Resulta pertinente informar que este caso ha sido patrocinado por el que suscribe el presente post desde su inicio en sede administrativa.

La Corte Suprema del Perú, en un fallo muy importante para la historia de la publicidad en el Perú, ha resuelto, finalmente, la acción contenciosa administrativa formulada contra INDECOPI y S.C. JOHNSON & SON por infracción al principio de veracidad en la publicidad del insecticida RAID MAX en el que se afirma de modo categórico que este producto MATA A LA CUCARACHAS EN EL ACTO.
Luego de realizar un exhaustivo análisis de la publicidad denunciada la Corte Suprema concluye que dicha información vulnera el principio de veracidad y en consecuencia no es cierta. En términos simples y coloquiales JOHNSON realiza publicidad FALSA al indicar que su producto RAID MAX MATA A LAS CUCARACHAS EN EL ACTO.
Es importante, el fallo en mención pues estamos haciendo referencia a un mensaje publicitario uniforme respecto del producto RAID MAX transmitido simultáneamente en muchos países de modo permanente y establece un precedente de interpretación respecto de afirmaciones objetivas.

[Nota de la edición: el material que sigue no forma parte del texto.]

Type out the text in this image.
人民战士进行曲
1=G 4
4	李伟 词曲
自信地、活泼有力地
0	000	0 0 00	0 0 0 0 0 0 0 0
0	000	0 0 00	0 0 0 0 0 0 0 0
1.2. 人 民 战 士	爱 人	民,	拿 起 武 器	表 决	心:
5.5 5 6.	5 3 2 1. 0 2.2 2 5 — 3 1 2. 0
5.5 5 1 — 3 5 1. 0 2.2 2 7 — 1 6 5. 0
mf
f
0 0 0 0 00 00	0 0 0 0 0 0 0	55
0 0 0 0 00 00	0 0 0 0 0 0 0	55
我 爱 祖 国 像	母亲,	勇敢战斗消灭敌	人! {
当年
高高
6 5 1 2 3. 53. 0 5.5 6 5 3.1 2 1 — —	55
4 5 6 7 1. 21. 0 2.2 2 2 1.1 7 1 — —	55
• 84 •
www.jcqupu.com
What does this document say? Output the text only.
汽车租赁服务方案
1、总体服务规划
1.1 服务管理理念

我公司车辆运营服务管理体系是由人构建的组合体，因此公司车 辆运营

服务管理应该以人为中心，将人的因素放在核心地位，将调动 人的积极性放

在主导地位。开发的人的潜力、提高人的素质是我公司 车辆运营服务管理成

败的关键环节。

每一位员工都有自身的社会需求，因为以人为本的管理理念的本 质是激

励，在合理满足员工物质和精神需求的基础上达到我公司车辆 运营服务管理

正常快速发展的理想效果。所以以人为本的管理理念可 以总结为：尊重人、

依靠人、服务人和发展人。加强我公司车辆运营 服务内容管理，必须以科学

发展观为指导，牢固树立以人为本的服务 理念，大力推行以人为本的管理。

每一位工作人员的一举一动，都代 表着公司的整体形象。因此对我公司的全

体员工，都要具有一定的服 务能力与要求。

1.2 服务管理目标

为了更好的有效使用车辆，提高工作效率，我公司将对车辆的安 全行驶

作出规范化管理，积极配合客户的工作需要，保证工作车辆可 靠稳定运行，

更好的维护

De este modo, se corrige los fundamentos de las resoluciones administrativas emitidas por el INDECOPI que indican que la frase MATA A LAS CUCARACHAS EN EL ACTO no es objetiva y que en consecuencia puede ser sujeta a interpretación y en virtud de no es falsa, por lo que concluye que en el “acto equivale a rápidamente”. Este argumento incongruente y equivocado fue confirmado en segunda instancia administrativa.
Sobre este punto debemos afirmar – como lo hemos afirmado durante todo el procedimiento - que dicha frase es objetiva pues el principio de veracidad es absoluto y no relativo, no depende, ni puede hacerlo de lo que el consumidor pueda pensar respecto del mensaje publicitario o de lo que pudiera esperar de los mismos. El principio de veracidad depende de datos necesariamente objetivos y no debe ser asociado al contexto, ni a nada ajeno al hecho informado; por lo que en este caso bastaba comprobar si es verdadero lo señalado por S.C. JOHNSON & SON y no entrar a consideraciones impertinentes y subjetivas respecto de lo que el consumidor pueda pensar.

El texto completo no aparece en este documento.